The newspaper The Guardian reported on its Web site on Wednesday that the editors — including representatives of the sensationalist “red top” tabloids like The Sun, the country’s most lucrative daily — had endorsed 40 of the 47 principal recommendations made in Lord Justice Leveson’s 2,000-page report.


They agreed to scrap the weak and widely discredited Press Complaints Commission, set up by newspaper barons 20 years ago, and replace it with a new body appointed from outside the newspaper industry and the government. It would have a much larger budget, a strong investigative staff, and the power to order errant newspapers to publish prominent apologies and pay fines up to £1 million, or $1.6 million, or 1 percent of a publication’s annual revenue, whichever is less. Effectively, subscribing to the new system would be compulsory, since failure to sign up would deny newspapers access to a new system for arbitrating libel suits that could be far cheaper than fighting suits in the courts.

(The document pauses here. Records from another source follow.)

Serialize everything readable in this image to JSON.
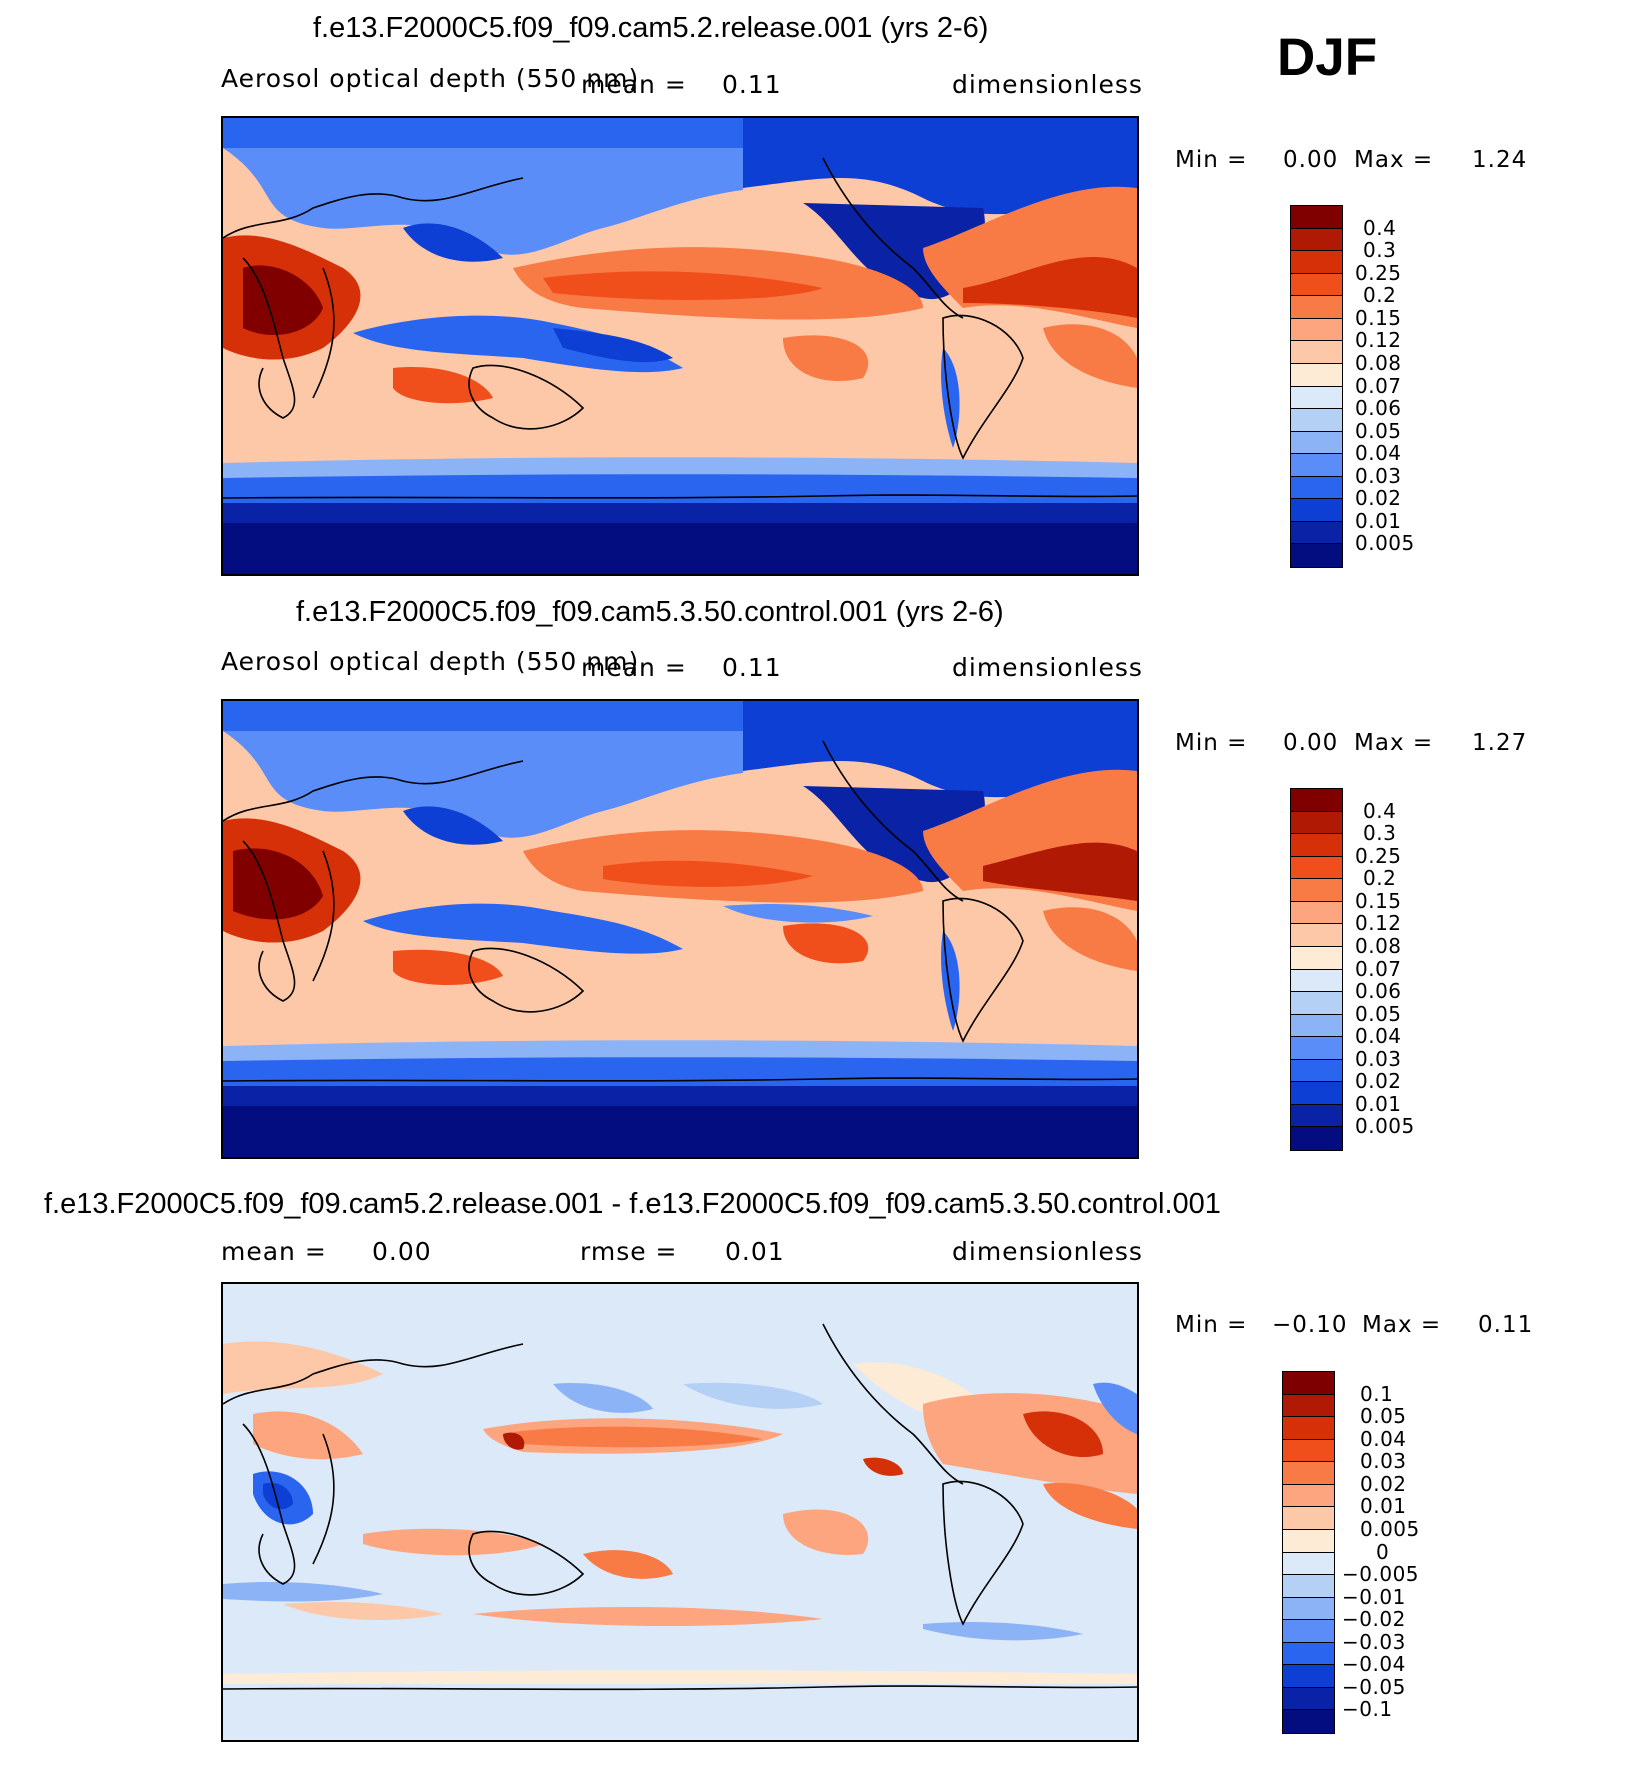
{
  "season": "DJF",
  "panels": [
    {
      "title": "f.e13.F2000C5.f09_f09.cam5.2.release.001 (yrs 2-6)",
      "variable": "Aerosol optical depth (550 nm)",
      "mean_label": "mean =",
      "mean_value": "0.11",
      "units": "dimensionless",
      "min_label": "Min =",
      "min_value": "0.00",
      "max_label": "Max =",
      "max_value": "1.24",
      "colorbar_labels": [
        "0.4",
        "0.3",
        "0.25",
        "0.2",
        "0.15",
        "0.12",
        "0.08",
        "0.07",
        "0.06",
        "0.05",
        "0.04",
        "0.03",
        "0.02",
        "0.01",
        "0.005"
      ]
    },
    {
      "title": "f.e13.F2000C5.f09_f09.cam5.3.50.control.001 (yrs 2-6)",
      "variable": "Aerosol optical depth (550 nm)",
      "mean_label": "mean =",
      "mean_value": "0.11",
      "units": "dimensionless",
      "min_label": "Min =",
      "min_value": "0.00",
      "max_label": "Max =",
      "max_value": "1.27",
      "colorbar_labels": [
        "0.4",
        "0.3",
        "0.25",
        "0.2",
        "0.15",
        "0.12",
        "0.08",
        "0.07",
        "0.06",
        "0.05",
        "0.04",
        "0.03",
        "0.02",
        "0.01",
        "0.005"
      ]
    },
    {
      "title": "f.e13.F2000C5.f09_f09.cam5.2.release.001 - f.e13.F2000C5.f09_f09.cam5.3.50.control.001",
      "mean_label": "mean =",
      "mean_value": "0.00",
      "rmse_label": "rmse =",
      "rmse_value": "0.01",
      "units": "dimensionless",
      "min_label": "Min =",
      "min_value": "−0.10",
      "max_label": "Max =",
      "max_value": "0.11",
      "colorbar_labels": [
        "0.1",
        "0.05",
        "0.04",
        "0.03",
        "0.02",
        "0.01",
        "0.005",
        "0",
        "−0.005",
        "−0.01",
        "−0.02",
        "−0.03",
        "−0.04",
        "−0.05",
        "−0.1"
      ]
    }
  ],
  "colors": {
    "abs_scale": [
      "#800000",
      "#b01a04",
      "#d63009",
      "#f04f1c",
      "#f87a45",
      "#fca57f",
      "#fdc8a8",
      "#fdebd6",
      "#dce9f8",
      "#b5d0f5",
      "#8db3f7",
      "#5b8df8",
      "#2a65f0",
      "#0d3fd4",
      "#0a22a6",
      "#040d80"
    ],
    "diff_scale": [
      "#7e0000",
      "#b01a04",
      "#d63009",
      "#f04f1c",
      "#f87a45",
      "#fca57f",
      "#fdc8a8",
      "#fdebd6",
      "#dce9f8",
      "#b5d0f5",
      "#8db3f7",
      "#5b8df8",
      "#2a65f0",
      "#0d3fd4",
      "#0a22a6",
      "#040d80"
    ]
  }
}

“We endorsed virtually all the report, barring the clauses that dealt with statutory underpinning,” one of the editors who attended Wednesday’s meeting said. He spoke on the condition of anonymity, citing an agreement among the roughly 20 editors not to comment individually on the record while details of a new system are being worked out.

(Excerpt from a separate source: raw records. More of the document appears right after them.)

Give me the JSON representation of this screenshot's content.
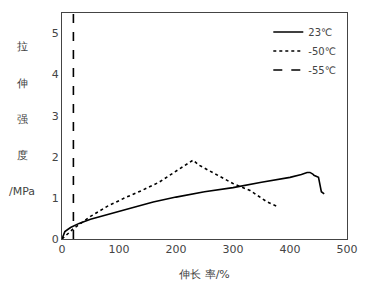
{
  "chart_data": {
    "type": "line",
    "xlabel": "伸长 率/%",
    "ylabel": [
      "拉",
      "伸",
      "强",
      "度",
      "/MPa"
    ],
    "xlim": [
      0,
      500
    ],
    "ylim": [
      0,
      5.5
    ],
    "xticks": [
      0,
      100,
      200,
      300,
      400,
      500
    ],
    "yticks": [
      0,
      1,
      2,
      3,
      4,
      5
    ],
    "grid": false,
    "legend": "upper right",
    "series": [
      {
        "name": "23℃",
        "color": "#000000",
        "line_style": "solid",
        "x": [
          0,
          5,
          15,
          30,
          50,
          80,
          120,
          160,
          200,
          250,
          300,
          350,
          400,
          420,
          430,
          435,
          438,
          440,
          442,
          445,
          450,
          455,
          460
        ],
        "values": [
          0.0,
          0.18,
          0.28,
          0.38,
          0.48,
          0.6,
          0.75,
          0.9,
          1.02,
          1.15,
          1.25,
          1.38,
          1.5,
          1.57,
          1.62,
          1.62,
          1.6,
          1.58,
          1.55,
          1.53,
          1.5,
          1.15,
          1.1
        ]
      },
      {
        "name": "-50℃",
        "color": "#000000",
        "line_style": "dotted",
        "x": [
          0,
          20,
          50,
          80,
          110,
          140,
          170,
          200,
          220,
          230,
          240,
          260,
          280,
          300,
          330,
          360,
          380
        ],
        "values": [
          0.0,
          0.25,
          0.55,
          0.8,
          1.0,
          1.18,
          1.38,
          1.65,
          1.82,
          1.92,
          1.8,
          1.65,
          1.48,
          1.35,
          1.18,
          0.9,
          0.78
        ]
      },
      {
        "name": "-55℃",
        "color": "#000000",
        "line_style": "dashed",
        "x": [
          20,
          20
        ],
        "values": [
          0.0,
          5.5
        ]
      }
    ]
  }
}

Newspapers represented at the meeting included broadsheets like The Guardian, The Observer, The Daily Telegraph, The Independent and two Murdoch-owned titles, The Times and The Sunday Times; two weekly journals, The Spectator and The Economist; and mass-market tabloids like The Daily Mirror, The Daily Express and Mr. Murdoch’s Sun, with readerships in the millions.


The editor who spoke said that the group voted clause by clause on the 47 Leveson recommendations in a 90-minute meeting marked by a sense of urgency because of the mounting political pressure for tougher measures to rein in the news media. “There was a feeling that if we were to avoid something nasty, we had to do something quickly,” he said.


On the political left and center-left, the Labour Party and the Liberal Democrats are pressing for a statute that would put the newspapers on notice that they would defy the new system at their peril. With his own Conservative Party deeply split on the issue, Mr. Cameron told the editors at a meeting on Tuesday that they should endorse the principles behind the Leveson proposals, and that if they did not, they would “get a statute,” an editor who was present said.


With the editors now in line, senior aides to Mr. Cameron have said they will try to defuse the situation with a more detailed blueprint for an oversight system that would be independent but not depend on statutory backing, perhaps with a senior judge to act as a referee on appointments to the new regulatory body and on contested findings.


The editors’ action put newspapers with a combined daily and weekend circulation of more than eight million copies — said to be read by more than one-third of Britain’s population of 62 million — on record in favor of substantially toughening the system of self-regulation by the newspapers that has been in place since 1953.


In its current form, set up in 1991 after an earlier threat of government regulation, a voluntary body passes judgment on accusations of wrongdoing by the newspapers that participate. But critics who testified before the Leveson inquiry, including victims of the tabloid excesses, said the commission has been too pliant, especially in dealing with rambunctious tabloids like The Sun, which have had little to fear from the commission’s reproaches.


This article has been revised to reflect the following correction:

Correction: December 6, 2012

An earlier version of this article referred incorrectly to the jurisdiction of a proposed independent regulator in Britain. The new regulator would be charged with oversight of newspapers, not of the broader news media.